During the Covid pandemic, millions across North America — Rick estimates 40 million Americans are birdwatching — wanted to get out of the house, and connect with nature.
“It’s a form of adventure. It invites you into the natural world as an explorer. Birds open the world up for you.”
He quickly found himself with advertisers, hired to lead birdwatching tours, and, increasingly, invited around the world. In the past year he has travelled to Saskatchewan, Colorado, and Vietnam, to film destination marketing pitched at birders and travellers alike.
Within a year, NBC’s talent scouts had spotted “The Bird Man” — Rick is now the No. 1 birding influencer in North America — and invited him onto the show.
But he revealed none of this to his competitors.
“I didn’t want them to know that I had travelled all over the world already, that I either knew exactly where we were most of the time, or could quickly figure it out. While they were looking for clues, often enough, I’d be looking for the birds.”
In one early episode, the contestants knew they were in France but had no idea whether in Cannes or Paris. During a brief foray outside, Rick noted he did not see a single seaside bird, no gulls, no terns. But he heard a dove calling, a Eurasian collared dove, to be exact. “That said Paris, beyond a shadow of a doubt.”
Rick found keeping his fellow contestants in the dark was a way to stay ahead. “I told many, many lies on that bus,” he laughs now. “In bed at night I would try to keep them all straight, what I said and to whom.”
Early on, Rick found himself isolated, ostracized by his fellow contestants. “For three shows straight, nobody would even sit with me. It was really awful.”
He was looking at certain failure with no allies, when two new contestants were brought onto the show. Both were already reality TV stars.

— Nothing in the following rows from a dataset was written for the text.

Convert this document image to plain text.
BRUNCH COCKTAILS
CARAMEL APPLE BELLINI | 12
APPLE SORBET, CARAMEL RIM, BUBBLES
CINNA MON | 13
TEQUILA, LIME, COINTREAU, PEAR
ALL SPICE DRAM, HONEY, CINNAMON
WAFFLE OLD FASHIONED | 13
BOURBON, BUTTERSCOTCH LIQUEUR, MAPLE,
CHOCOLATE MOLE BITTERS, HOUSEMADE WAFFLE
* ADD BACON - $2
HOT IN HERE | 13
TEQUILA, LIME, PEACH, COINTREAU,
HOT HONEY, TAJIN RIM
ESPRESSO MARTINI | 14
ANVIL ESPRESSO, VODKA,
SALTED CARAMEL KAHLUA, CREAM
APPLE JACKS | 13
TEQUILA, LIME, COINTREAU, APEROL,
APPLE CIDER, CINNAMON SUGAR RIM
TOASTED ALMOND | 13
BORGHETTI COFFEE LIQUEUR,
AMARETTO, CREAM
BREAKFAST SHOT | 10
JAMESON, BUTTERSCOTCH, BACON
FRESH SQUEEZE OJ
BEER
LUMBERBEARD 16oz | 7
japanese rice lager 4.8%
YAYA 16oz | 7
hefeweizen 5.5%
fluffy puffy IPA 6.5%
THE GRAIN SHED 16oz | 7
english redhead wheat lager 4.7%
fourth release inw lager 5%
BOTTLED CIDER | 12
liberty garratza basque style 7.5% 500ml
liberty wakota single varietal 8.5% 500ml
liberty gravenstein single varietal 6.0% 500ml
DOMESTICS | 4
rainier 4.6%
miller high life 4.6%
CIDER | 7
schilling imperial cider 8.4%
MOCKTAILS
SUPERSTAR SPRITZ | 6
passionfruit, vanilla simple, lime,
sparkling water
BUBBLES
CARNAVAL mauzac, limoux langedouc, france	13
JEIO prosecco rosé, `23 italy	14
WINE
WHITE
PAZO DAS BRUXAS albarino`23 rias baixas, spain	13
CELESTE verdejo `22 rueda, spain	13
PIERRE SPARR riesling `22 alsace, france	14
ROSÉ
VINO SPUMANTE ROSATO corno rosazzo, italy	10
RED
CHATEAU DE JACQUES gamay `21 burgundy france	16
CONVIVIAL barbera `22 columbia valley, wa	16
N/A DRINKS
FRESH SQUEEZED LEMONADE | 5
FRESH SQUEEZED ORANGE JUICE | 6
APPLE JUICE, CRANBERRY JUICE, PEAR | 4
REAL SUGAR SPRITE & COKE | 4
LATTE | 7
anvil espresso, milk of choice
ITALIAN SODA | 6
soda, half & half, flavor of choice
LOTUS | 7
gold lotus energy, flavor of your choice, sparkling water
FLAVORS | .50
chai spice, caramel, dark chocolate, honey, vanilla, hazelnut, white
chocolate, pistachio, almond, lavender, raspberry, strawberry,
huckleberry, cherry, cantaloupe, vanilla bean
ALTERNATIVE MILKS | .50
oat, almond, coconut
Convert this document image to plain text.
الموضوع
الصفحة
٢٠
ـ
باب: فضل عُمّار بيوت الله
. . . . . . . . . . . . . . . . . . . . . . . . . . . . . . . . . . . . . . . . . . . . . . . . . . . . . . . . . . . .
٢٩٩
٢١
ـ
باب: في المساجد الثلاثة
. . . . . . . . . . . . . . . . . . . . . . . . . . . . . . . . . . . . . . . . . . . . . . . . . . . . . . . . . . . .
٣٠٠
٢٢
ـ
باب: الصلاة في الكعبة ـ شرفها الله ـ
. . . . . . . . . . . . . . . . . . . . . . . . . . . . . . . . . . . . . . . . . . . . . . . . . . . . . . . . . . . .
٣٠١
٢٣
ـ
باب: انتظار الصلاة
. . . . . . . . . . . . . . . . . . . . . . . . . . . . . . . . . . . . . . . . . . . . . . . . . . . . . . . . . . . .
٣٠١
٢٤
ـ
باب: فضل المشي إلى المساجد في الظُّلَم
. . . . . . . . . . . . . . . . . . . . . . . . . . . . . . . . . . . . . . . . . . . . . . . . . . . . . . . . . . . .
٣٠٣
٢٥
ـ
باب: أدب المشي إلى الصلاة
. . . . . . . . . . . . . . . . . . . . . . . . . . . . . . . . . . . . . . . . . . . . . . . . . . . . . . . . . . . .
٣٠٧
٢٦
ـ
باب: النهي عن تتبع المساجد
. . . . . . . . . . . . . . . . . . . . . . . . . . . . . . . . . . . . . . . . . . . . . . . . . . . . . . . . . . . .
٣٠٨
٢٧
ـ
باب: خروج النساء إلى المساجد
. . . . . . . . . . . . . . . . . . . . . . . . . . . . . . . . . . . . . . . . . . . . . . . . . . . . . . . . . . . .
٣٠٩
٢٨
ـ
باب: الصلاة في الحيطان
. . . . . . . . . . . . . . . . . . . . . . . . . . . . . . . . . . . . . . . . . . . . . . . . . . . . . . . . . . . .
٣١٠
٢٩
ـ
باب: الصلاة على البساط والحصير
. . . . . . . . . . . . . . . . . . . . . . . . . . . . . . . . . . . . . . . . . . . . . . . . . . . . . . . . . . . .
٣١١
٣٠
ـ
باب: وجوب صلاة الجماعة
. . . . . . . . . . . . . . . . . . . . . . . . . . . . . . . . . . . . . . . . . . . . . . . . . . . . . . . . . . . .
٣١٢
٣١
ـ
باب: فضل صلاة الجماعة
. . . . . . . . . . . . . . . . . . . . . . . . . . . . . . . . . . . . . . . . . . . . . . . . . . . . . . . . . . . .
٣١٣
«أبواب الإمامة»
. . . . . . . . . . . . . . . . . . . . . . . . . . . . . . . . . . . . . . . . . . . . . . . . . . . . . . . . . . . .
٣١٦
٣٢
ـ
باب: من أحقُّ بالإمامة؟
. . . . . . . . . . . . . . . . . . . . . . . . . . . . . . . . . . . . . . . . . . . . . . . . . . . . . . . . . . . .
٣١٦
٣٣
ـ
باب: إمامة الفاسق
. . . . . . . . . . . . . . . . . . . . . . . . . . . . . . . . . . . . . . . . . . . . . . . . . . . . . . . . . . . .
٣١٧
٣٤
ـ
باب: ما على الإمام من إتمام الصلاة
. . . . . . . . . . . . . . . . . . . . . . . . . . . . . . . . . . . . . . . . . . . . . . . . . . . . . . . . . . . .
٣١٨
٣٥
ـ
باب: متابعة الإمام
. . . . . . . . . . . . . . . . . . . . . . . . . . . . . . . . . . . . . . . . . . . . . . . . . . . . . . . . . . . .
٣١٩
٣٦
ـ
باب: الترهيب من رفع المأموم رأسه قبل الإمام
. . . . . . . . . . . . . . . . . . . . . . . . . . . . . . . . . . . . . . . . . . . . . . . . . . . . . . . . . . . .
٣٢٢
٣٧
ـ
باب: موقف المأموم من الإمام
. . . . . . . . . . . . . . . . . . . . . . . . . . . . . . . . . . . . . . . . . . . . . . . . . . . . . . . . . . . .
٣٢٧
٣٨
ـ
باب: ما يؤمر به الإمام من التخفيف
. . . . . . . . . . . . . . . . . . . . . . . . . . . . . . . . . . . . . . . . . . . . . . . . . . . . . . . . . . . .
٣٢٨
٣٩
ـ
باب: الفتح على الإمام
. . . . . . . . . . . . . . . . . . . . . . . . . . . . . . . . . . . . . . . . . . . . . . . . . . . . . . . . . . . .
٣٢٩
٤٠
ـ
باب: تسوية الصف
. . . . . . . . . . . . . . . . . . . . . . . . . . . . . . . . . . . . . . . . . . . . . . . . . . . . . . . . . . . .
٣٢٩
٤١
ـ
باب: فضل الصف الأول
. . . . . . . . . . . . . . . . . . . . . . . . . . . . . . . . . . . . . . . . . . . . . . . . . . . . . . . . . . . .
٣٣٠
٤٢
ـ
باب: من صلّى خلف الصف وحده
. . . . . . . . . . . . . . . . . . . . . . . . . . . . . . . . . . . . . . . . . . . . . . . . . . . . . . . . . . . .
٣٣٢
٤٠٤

“They were young and beautiful and successful and so, of course, everyone forgot about me and started hating them, instead. I saw my opening. I became a kind of double agent, and formed a secret alliance with them, while pretending that I hated them too.”
Being a double agent has bled over into real life. While the show wrapped ten months ago, Rick was not allowed to tell anyone outside of his immediate family a thing about it. Never mind that he had won a suitcase full of cash. US$250,000, to be exact.
He did not even tell his parents.
“I wanted to share the surprise with them,” he says with warmth. “I wanted to be right there with them when they found out.”
This is one double agent who can be sincere when it matters.
Destination X can be streamed in Canada on Amazon Prime.